Description
Strongly typing the return values of read.text as Dataset[String] breaks when trying to load a partitioned table (or any table where the path looks partitioned)
Seq((1, "test")) .toDF("a", "b") .write .format("text") .partitionBy("a") .save("/home/michael/text-part-bug") sqlContext.read.text("/home/michael/text-part-bug")

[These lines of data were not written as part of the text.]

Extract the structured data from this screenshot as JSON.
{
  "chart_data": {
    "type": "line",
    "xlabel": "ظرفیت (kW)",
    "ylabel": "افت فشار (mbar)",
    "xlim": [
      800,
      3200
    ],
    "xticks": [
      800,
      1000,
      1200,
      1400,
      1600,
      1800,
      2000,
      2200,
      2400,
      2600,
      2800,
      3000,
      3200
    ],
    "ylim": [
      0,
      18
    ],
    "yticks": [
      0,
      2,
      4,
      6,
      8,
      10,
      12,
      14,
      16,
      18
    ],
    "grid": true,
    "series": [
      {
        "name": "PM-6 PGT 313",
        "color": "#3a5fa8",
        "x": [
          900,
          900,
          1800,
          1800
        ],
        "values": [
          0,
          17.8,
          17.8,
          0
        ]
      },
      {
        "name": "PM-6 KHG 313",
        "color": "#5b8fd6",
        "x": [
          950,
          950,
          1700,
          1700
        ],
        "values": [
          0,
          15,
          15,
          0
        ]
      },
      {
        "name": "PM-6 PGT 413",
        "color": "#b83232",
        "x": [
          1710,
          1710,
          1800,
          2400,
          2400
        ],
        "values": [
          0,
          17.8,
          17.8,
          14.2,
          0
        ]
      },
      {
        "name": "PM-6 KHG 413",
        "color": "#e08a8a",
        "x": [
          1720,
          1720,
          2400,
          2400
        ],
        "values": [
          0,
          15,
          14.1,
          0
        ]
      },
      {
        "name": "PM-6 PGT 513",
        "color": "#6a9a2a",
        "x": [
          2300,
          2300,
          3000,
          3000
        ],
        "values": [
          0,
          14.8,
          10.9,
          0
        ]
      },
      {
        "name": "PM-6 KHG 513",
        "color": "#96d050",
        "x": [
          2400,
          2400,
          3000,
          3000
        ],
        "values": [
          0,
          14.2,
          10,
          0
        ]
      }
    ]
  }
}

org.apache.spark.sql.AnalysisException: Try to map struct<value:string,a:int> to Tuple1, but failed as the number of fields does not line up. - Input schema: struct<value:string,a:int> - Target schema: struct<value:string>; at org.apache.spark.sql.catalyst.encoders.ExpressionEncoder.org$apache$spark$sql$catalyst$encoders$ExpressionEncoder$$fail$1(ExpressionEncoder.scala:265) at org.apache.spark.sql.catalyst.encoders.ExpressionEncoder.validate(ExpressionEncoder.scala:279) at org.apache.spark.sql.Dataset.<init>(Dataset.scala:197) at org.apache.spark.sql.Dataset.<init>(Dataset.scala:168) at org.apache.spark.sql.Dataset$.apply(Dataset.scala:57) at org.apache.spark.sql.Dataset.as(Dataset.scala:357) at org.apache.spark.sql.DataFrameReader.text(DataFrameReader.scala:450)